One wrote: “Swaddling helped immensely with putting him down to sleep after his needs had been met.” Biologically speaking, though, body contact is not just an optional “nice to have.” Like milk, it is one of a baby’s needs. Breastfeeding Made Simple explains that of the four categories of mammals, humans are considered “carry mammals.” Like the other carry mammals—such as the great apes and marsupials—constant holding and feeding during the early months are the biological expectations of our young. Has swaddling become a culturally acceptable substitute for the body contact our babies expect? One writer suggested that swaddling can be okay if parents are alert to their baby’s cues, but another responded: “Swaddling suppresses the baby’s cues...so no amount of responsive monitoring can see cues that aren’t there.” Or as one so succinctly put it: “Humans are meant to be close to mum, not at arms length being shushed at.”
One considered the article a “blanket statement against swaddling” and an “all or nothing” approach “based on opinion and not actual facts.” Another thought the post attempted to “take away a tool that many parents find so helpful and needed.” She contended that most parents only use swaddling as last resort after trying many other things first. However, more than a few popular books and DVDs suggest swaddling as a first strategy to calm a fussy baby.
Most would agree with the comment “We need to empower parents to read the research second and to read their babies and their own intuition first.” However, if parents are told repeatedly that swaddling makes their baby “happy,” this colors their interpretation of their baby’s response. Shouldn’t parents know that swaddling may be stressful for their baby? Anything less than full disclosure is patronizing. Only by hearing both sides can they make informed choices about this practice.

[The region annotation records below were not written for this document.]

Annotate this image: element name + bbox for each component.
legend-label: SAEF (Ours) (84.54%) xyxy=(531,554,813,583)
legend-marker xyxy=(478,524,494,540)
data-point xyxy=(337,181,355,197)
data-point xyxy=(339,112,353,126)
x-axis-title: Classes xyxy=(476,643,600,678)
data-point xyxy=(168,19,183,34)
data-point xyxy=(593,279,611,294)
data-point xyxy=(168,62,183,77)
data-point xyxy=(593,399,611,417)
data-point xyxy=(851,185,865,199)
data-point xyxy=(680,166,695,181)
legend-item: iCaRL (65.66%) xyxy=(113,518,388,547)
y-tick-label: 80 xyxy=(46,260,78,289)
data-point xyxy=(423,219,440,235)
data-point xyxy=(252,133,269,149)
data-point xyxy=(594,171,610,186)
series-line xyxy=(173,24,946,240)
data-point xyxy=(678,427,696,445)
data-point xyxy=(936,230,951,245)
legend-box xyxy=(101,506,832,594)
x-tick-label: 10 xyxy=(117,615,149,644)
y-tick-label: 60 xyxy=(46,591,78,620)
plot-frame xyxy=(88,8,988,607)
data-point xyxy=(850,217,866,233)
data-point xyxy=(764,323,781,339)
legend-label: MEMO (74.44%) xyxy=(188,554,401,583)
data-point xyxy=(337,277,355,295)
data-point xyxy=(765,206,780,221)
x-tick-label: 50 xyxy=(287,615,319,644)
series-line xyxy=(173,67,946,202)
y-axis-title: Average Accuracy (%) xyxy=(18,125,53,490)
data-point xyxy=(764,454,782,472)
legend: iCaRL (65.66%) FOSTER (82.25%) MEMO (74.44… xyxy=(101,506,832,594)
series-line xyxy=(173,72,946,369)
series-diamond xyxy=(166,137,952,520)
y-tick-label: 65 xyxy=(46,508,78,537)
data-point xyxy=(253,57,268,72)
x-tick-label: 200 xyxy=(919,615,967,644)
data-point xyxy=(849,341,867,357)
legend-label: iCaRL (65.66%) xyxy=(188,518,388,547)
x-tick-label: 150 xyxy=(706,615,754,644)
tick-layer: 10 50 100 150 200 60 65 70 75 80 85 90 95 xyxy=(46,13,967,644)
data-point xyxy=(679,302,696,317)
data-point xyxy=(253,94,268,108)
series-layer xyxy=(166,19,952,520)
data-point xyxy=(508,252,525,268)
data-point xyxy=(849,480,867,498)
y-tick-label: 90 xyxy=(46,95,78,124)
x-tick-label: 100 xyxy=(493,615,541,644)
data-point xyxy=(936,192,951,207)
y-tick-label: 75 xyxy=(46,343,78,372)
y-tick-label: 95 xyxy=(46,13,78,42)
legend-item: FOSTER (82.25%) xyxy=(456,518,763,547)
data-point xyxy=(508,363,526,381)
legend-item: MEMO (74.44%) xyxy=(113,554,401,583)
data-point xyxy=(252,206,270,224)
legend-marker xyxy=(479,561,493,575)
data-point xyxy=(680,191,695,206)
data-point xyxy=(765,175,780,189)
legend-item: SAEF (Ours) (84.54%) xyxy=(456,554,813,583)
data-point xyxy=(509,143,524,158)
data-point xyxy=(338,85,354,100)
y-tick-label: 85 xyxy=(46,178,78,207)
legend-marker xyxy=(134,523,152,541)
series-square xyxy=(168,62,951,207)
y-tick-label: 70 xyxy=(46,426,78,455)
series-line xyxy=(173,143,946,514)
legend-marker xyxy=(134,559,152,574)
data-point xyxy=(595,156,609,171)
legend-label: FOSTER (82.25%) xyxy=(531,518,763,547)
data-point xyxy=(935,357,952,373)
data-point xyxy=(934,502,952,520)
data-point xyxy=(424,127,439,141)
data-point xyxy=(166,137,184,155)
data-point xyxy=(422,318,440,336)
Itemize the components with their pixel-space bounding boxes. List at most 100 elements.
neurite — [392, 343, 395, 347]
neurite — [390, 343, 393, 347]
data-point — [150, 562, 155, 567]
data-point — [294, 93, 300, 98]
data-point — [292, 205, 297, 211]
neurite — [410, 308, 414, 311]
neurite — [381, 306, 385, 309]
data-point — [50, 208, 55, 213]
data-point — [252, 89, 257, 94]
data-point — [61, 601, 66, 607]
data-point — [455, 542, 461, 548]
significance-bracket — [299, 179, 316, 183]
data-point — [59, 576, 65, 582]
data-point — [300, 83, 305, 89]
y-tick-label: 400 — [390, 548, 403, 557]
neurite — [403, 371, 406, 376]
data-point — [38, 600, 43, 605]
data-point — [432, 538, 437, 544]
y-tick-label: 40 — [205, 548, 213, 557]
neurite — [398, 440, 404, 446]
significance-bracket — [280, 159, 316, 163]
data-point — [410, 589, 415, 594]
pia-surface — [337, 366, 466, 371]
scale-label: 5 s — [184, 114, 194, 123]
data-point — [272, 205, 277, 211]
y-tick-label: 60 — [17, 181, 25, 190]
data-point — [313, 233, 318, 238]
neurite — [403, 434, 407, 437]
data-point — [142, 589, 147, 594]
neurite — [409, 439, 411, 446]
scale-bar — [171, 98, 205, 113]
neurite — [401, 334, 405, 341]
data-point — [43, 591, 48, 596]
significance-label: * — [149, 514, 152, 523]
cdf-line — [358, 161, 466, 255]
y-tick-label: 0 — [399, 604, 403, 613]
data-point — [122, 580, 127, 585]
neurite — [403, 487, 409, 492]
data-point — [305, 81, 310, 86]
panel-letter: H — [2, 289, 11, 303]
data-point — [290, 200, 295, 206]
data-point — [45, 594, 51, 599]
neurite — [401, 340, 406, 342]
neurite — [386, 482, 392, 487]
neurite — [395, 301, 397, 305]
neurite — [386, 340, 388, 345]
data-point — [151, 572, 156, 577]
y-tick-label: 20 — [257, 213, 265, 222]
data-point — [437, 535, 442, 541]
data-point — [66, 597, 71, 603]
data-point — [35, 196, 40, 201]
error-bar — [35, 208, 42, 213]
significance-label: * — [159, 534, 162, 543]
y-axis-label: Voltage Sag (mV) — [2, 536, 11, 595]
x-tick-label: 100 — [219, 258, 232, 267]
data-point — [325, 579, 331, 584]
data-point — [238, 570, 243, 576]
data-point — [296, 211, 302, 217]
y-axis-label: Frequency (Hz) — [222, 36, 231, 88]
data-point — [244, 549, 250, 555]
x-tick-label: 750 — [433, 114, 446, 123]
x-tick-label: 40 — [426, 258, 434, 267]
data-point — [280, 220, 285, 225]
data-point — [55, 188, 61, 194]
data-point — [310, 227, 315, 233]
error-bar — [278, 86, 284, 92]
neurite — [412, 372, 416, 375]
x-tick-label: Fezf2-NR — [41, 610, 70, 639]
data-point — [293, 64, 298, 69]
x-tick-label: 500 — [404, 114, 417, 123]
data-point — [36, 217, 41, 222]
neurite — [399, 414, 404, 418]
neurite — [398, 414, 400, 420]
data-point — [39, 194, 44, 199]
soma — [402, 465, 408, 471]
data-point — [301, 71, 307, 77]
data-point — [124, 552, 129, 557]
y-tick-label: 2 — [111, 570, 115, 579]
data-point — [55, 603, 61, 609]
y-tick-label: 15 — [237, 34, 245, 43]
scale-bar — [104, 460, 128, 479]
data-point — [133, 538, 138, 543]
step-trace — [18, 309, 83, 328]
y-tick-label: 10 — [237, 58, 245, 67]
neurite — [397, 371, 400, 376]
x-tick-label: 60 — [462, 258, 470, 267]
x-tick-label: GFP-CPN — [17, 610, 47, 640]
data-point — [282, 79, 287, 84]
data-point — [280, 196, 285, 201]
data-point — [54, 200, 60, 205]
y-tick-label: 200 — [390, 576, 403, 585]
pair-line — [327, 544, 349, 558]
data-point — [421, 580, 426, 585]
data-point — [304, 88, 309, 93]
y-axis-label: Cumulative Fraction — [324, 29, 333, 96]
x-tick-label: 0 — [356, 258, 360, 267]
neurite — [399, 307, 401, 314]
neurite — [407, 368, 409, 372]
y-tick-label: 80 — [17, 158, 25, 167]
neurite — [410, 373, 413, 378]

Another writer defended the post, noting “I don’t think the purpose of the article was to say swaddling should be thrown out altogether….It reads, ‘when babies get fussy, it may be best to limit swaddling and suggest instead parents consider alternatives, such as skin-to-skin contact and baby carriers.’” This seems like a logical approach until we learn more about swaddling’s effects on babies.
Finally, a writer cautioned against limiting swaddling because it is an “age-old practice” that has been “used for centuries.” However, the same could be said of discarding colostrum as “dirty,” an age-old practice in many cultures. We have since learned better. And if we discover with further research that rather than calming babies, swaddling actually does stress them, we may need to rethink this practice as well as many of our own assumptions about it.